Totally right about small LLMs btw, that's why we trained this on real agent sessions where we forced it to use different models. If the routing model sees small models can't handle a certain type of task then they won't be assigned. (Also as a fallback we have some guardrails that will have a bigger model come in to "rescue" a smaller model if it gets stuck)

> At Weave, we write ~all our code with AI

This is probably not a very effective way of marketing imo. At least, it turns me completely off.

but this means you work with API pricing rather than subscription pricing. Isn’t it better to use claude or codex CLI etc directly in terms of cost?
If you have a Claude/Codex subscription then we use that (and account for the subsidized price accordingly when making routing decisions) instead of API billing. So you get the best of both worlds: subsidized usage for frontier models + save by using open/smaller models when it's genuinely better.

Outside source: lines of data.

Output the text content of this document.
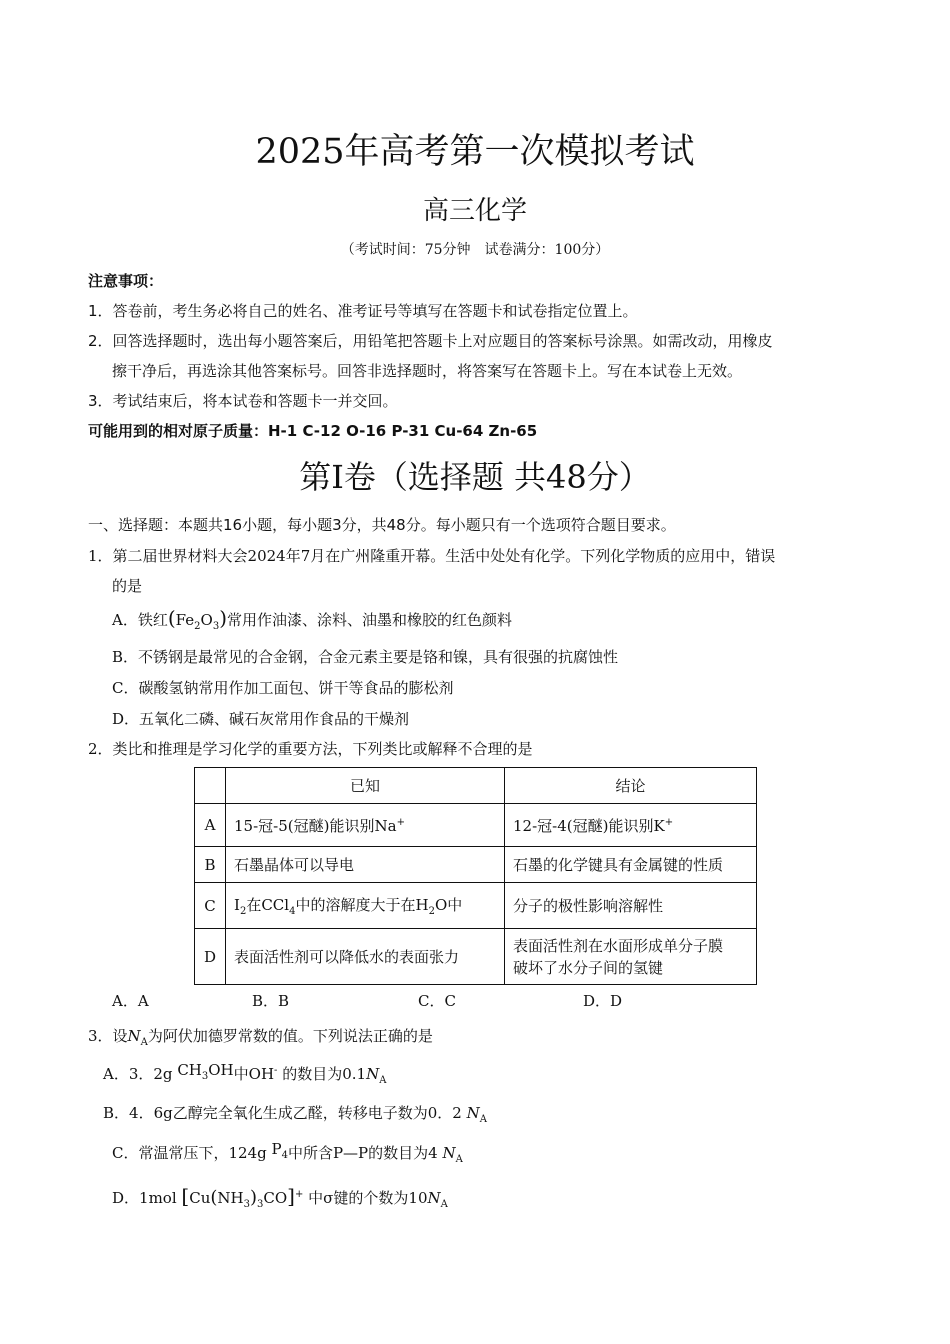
2025年高考第一次模拟考试
高三化学
（考试时间：75分钟　试卷满分：100分）
注意事项：
1．答卷前，考生务必将自己的姓名、准考证号等填写在答题卡和试卷指定位置上。
2．回答选择题时，选出每小题答案后，用铅笔把答题卡上对应题目的答案标号涂黑。如需改动，用橡皮
擦干净后，再选涂其他答案标号。回答非选择题时，将答案写在答题卡上。写在本试卷上无效。
3．考试结束后，将本试卷和答题卡一并交回。
可能用到的相对原子质量：H-1 C-12 O-16 P-31 Cu-64 Zn-65
第Ⅰ卷（选择题 共48分）
一、选择题：本题共16小题，每小题3分，共48分。每小题只有一个选项符合题目要求。
1．第二届世界材料大会2024年7月在广州隆重开幕。生活中处处有化学。下列化学物质的应用中，错误
的是
A．铁红$(Fe_2O_3)$常用作油漆、涂料、油墨和橡胶的红色颜料
B．不锈钢是最常见的合金钢，合金元素主要是铬和镍，具有很强的抗腐蚀性
C．碳酸氢钠常用作加工面包、饼干等食品的膨松剂
D．五氧化二磷、碱石灰常用作食品的干燥剂
2．类比和推理是学习化学的重要方法，下列类比或解释不合理的是
	已知	结论
A	15-冠-5(冠醚)能识别Na+	12-冠-4(冠醚)能识别K+
B	石墨晶体可以导电	石墨的化学键具有金属键的性质
C	$I_2$在CCl$_4$中的溶解度大于在$H_2O$中	分子的极性影响溶解性
D	表面活性剂可以降低水的表面张力	表面活性剂在水面形成单分子膜
破坏了水分子间的氢键
A．A	B．B	C．C	D．D
3．设$N_A$为阿伏加德罗常数的值。下列说法正确的是
A．3．2g $CH_3OH$中OH- 的数目为$0.1N_A$
B．4．6g乙醇完全氧化生成乙醛，转移电子数为0．2 $N_A$
C．常温常压下，124g $P_4$中所含P—P的数目为4 $N_A$
D．1mol $[Cu(NH_3)_3CO]^+$ 中σ键的个数为$10N_A$
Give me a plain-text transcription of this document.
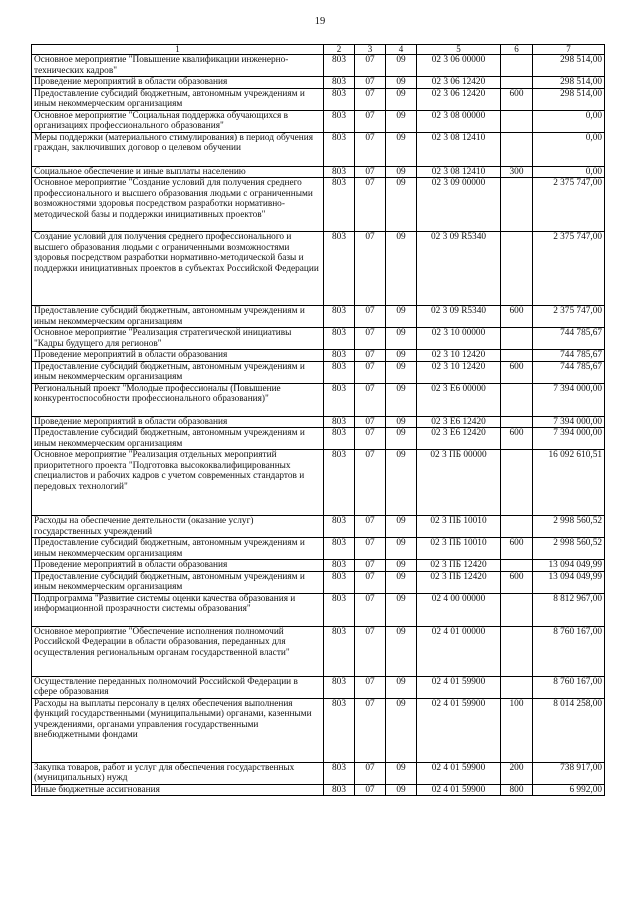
19
1	2	3	4	5	6	7
Основное мероприятие "Повышение квалификации инженерно-технических кадров"	803	07	09	02 3 06 00000		298 514,00
Проведение мероприятий в области образования	803	07	09	02 3 06 12420		298 514,00
Предоставление субсидий бюджетным, автономным учреждениям и иным некоммерческим организациям	803	07	09	02 3 06 12420	600	298 514,00
Основное мероприятие "Социальная поддержка обучающихся в организациях профессионального образования"	803	07	09	02 3 08 00000		0,00
Меры поддержки (материального стимулирования) в период обучения граждан, заключивших договор о целевом обучении	803	07	09	02 3 08 12410		0,00
Социальное обеспечение и иные выплаты населению	803	07	09	02 3 08 12410	300	0,00
Основное мероприятие "Создание условий для получения среднего профессионального и высшего образования людьми с ограниченными возможностями здоровья посредством разработки нормативно-методической базы и поддержки инициативных проектов"	803	07	09	02 3 09 00000		2 375 747,00
Создание условий для получения среднего профессионального и высшего образования людьми с ограниченными возможностями здоровья посредством разработки нормативно-методической базы и поддержки инициативных проектов в субъектах Российской Федерации	803	07	09	02 3 09 R5340		2 375 747,00
Предоставление субсидий бюджетным, автономным учреждениям и иным некоммерческим организациям	803	07	09	02 3 09 R5340	600	2 375 747,00
Основное мероприятие "Реализация стратегической инициативы "Кадры будущего для регионов"	803	07	09	02 3 10 00000		744 785,67
Проведение мероприятий в области образования	803	07	09	02 3 10 12420		744 785,67
Предоставление субсидий бюджетным, автономным учреждениям и иным некоммерческим организациям	803	07	09	02 3 10 12420	600	744 785,67
Региональный проект "Молодые профессионалы (Повышение конкурентоспособности профессионального образования)"	803	07	09	02 3 E6 00000		7 394 000,00
Проведение мероприятий в области образования	803	07	09	02 3 E6 12420		7 394 000,00
Предоставление субсидий бюджетным, автономным учреждениям и иным некоммерческим организациям	803	07	09	02 3 E6 12420	600	7 394 000,00
Основное мероприятие "Реализация отдельных мероприятий приоритетного проекта "Подготовка высококвалифицированных специалистов и рабочих кадров с учетом современных стандартов и передовых технологий"	803	07	09	02 3 ПБ 00000		16 092 610,51
Расходы на обеспечение деятельности (оказание услуг) государственных учреждений	803	07	09	02 3 ПБ 10010		2 998 560,52
Предоставление субсидий бюджетным, автономным учреждениям и иным некоммерческим организациям	803	07	09	02 3 ПБ 10010	600	2 998 560,52
Проведение мероприятий в области образования	803	07	09	02 3 ПБ 12420		13 094 049,99
Предоставление субсидий бюджетным, автономным учреждениям и иным некоммерческим организациям	803	07	09	02 3 ПБ 12420	600	13 094 049,99
Подпрограмма "Развитие системы оценки качества образования и информационной прозрачности системы образования"	803	07	09	02 4 00 00000		8 812 967,00
Основное мероприятие "Обеспечение исполнения полномочий Российской Федерации в области образования, переданных для осуществления региональным органам государственной власти"	803	07	09	02 4 01 00000		8 760 167,00
Осуществление переданных полномочий Российской Федерации в сфере образования	803	07	09	02 4 01 59900		8 760 167,00
Расходы на выплаты персоналу в целях обеспечения выполнения функций государственными (муниципальными) органами, казенными учреждениями, органами управления государственными внебюджетными фондами	803	07	09	02 4 01 59900	100	8 014 258,00
Закупка товаров, работ и услуг для обеспечения государственных (муниципальных) нужд	803	07	09	02 4 01 59900	200	738 917,00
Иные бюджетные ассигнования	803	07	09	02 4 01 59900	800	6 992,00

In practice, lots of ppl are using this to make their Claude sub limits go further!

I see but didn’t they severely limited the usage allowed with `claude -p`
But we're not routing via `claude -p`, if you have sub usage available + it's the right choice to route to a Claude model, then the router is approximately a transparent passthrough. So it gets billed like normal `claude` usage rather than `claude -p`.
What is the difference from Cursors 'auto' mode?
Fun fact: Cursor's "auto" mode is just Composer (or at least it was last time I checked). So it's different in the sense that it actually does route to more than 1 model
Isn't this more expensive than always using the same model, since, as I understand, by routing to different models you give up on cache?
If you statelessly route each new request: yes it does end up being more expensive!

So our routing is cache-aware. It will have a much higher threshold to switch from one model to another if there's already some cache for the first model. Experimentally this solves the problem (like I said we've saved 40% ourselves vs. what we would have otherwise paid).